Consider the function F(x, y) = (𝑥−1)^2 + (𝑦−1)^2 with initial guess (3,3). Compute the first step of the gradient descent method using the best possible with an alpha that works.

Gradient F = [(2(x-1)), (2(y-1))]
[(2(3-1)), (2(3-1))] = [4, 4]

x1 = x0 - a (gradient) → 3 - 4a

y1 = y0 - a (gradient) → 3 - 4a

F(a) = ((3 - 4a)-1)² + ((3-4a)-1)²
= (2-4a)² + (2-4a)²

2(2-4a)²

F’(a) = 4(2-4a)) - 4 = -16(2-4a)
-16(2-4a) = 0
-32 + 64a = 0
64a = 32
a = 0.5

x1 = 3-4(0.5) = 1

y1 = 3-4(0.5) = 1

1st step = (1,1)

Write the formula for exact line search for x and y

x1 = x0 - a (gradient x)

y1 = y0 - a (gradient y)

What are the 3 ways to find a regression line?
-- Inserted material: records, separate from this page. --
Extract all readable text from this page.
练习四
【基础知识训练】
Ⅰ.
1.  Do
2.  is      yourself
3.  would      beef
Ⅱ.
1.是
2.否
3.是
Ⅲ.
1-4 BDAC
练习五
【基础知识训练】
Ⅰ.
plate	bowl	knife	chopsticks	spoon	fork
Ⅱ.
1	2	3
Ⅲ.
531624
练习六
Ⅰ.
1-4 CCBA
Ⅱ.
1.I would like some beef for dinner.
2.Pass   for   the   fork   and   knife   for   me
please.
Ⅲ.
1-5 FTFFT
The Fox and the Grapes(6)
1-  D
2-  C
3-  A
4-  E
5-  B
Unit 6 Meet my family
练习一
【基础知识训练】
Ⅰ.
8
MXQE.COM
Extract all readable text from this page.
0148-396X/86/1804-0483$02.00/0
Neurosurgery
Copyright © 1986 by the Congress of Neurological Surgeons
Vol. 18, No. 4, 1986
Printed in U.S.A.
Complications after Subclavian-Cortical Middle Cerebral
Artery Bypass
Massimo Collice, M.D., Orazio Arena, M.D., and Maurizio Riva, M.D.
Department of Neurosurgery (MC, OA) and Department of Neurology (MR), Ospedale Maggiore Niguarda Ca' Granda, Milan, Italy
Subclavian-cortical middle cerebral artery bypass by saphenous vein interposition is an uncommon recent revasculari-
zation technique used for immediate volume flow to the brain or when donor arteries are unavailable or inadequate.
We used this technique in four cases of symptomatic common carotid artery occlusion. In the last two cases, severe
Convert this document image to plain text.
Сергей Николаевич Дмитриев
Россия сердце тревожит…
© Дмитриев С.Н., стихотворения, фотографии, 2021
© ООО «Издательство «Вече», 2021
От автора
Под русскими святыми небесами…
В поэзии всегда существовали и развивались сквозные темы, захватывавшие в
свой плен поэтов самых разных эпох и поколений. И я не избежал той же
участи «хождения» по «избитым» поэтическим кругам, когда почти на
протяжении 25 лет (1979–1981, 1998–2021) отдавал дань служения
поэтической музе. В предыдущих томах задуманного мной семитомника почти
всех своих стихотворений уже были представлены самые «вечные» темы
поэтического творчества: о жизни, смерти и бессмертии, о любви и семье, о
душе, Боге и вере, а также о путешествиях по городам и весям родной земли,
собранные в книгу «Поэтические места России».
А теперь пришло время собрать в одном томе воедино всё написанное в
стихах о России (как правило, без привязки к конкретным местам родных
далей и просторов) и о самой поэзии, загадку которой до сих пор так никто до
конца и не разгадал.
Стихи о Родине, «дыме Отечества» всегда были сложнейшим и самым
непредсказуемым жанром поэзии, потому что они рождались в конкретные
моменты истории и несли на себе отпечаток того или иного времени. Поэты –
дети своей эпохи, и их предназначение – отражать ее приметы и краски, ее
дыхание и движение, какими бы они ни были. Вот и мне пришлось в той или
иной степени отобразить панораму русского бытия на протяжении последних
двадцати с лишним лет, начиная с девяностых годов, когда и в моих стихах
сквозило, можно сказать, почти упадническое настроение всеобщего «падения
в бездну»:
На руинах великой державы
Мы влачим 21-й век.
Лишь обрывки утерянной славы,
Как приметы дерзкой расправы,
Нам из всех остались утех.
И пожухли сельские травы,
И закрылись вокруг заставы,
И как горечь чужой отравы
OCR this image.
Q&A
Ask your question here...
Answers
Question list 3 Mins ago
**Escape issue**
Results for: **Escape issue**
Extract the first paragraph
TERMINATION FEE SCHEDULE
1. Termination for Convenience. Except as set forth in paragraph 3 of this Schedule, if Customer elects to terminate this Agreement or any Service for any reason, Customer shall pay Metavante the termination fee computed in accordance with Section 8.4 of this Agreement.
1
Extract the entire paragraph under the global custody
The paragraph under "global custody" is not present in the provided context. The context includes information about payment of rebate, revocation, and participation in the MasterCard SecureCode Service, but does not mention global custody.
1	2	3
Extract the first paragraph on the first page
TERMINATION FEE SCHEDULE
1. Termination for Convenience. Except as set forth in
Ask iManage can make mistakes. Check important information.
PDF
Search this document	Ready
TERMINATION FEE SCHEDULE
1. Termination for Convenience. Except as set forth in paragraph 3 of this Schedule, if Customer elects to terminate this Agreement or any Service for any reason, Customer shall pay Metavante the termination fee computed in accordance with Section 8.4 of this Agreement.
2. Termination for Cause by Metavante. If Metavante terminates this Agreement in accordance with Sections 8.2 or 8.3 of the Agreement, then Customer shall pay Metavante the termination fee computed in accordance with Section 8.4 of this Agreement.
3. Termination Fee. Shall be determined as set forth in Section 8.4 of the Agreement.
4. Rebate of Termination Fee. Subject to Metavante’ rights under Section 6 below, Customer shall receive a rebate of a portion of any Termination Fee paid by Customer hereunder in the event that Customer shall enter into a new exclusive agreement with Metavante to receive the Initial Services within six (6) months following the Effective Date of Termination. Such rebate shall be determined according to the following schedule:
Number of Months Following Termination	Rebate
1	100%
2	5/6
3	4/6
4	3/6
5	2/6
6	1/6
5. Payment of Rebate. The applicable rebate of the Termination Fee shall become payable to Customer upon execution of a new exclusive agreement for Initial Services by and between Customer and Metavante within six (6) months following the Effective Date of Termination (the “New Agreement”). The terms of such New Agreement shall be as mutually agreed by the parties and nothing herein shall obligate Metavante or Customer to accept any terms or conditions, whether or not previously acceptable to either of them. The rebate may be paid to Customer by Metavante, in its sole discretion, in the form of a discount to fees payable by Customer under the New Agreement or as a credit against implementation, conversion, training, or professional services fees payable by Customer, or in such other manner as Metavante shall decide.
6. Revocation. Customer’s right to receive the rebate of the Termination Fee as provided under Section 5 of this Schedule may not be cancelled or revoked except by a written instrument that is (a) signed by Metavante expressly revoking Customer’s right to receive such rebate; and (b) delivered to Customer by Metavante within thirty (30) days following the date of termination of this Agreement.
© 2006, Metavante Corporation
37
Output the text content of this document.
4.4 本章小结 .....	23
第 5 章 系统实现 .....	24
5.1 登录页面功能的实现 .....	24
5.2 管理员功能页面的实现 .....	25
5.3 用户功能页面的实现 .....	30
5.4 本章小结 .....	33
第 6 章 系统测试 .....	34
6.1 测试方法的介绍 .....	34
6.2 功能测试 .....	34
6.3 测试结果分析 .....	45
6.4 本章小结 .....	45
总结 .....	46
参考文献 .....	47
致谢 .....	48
1. Analytical Method: Solving mathematically using matrices

2. Optimization method: Iteratively updating slope (m) and intercept (b) to minimize MSE

3. Library/Built in method: Using tools like np.polyfit or scipy.stats.linregress

You are tasked with completing the LinearRegression class from your project. Assuming the fit method has already calculated self.m (slope) and self.b (intercept), write the Python code for the predict and mse (Mean Squared Error) methods.

def predict(self, X: np.array) -> np.array:
      y_pred = self.m * X + self.b
      return y_pred

def mse(self, y_true: np.array, y_pred: np.array) -> float:
      return np.mean((y_true-y_pred)**2)

Below is an incomplete Gradient Descent function. Fill in the missing code to accomplish two things:

1. Implement the step update.

2. Add a momentum mechanic where the learning rate alpha is cut in half (alpha / 2) if the absolute value of the current function F(x) is exactly greater than 100.

def GradientDescentMod(DF, F, x0, maxit=100, alpha=0.1):
    x = np.copy(x0)
    for i in range(maxit):
        # 1. Fill in the update rule for x
        x = ______________________________
        
        # 2. Modify alpha if F(x) > 100
        if ______________________________:
            alpha = ___________________
            
    return x

x = x - alpha * DF(x)

if abs(F(x)) > 100:
      alpha = alpha/2

What is Stochastic Gradient Descent?

Instead of looking at the whole dataset, SGD picks a single data point at each iteration, calculates the gradient for just that point, and takes a step.

How does gradient descent know when to stop taking steps?

It stops taking steps when step size is very close to 0.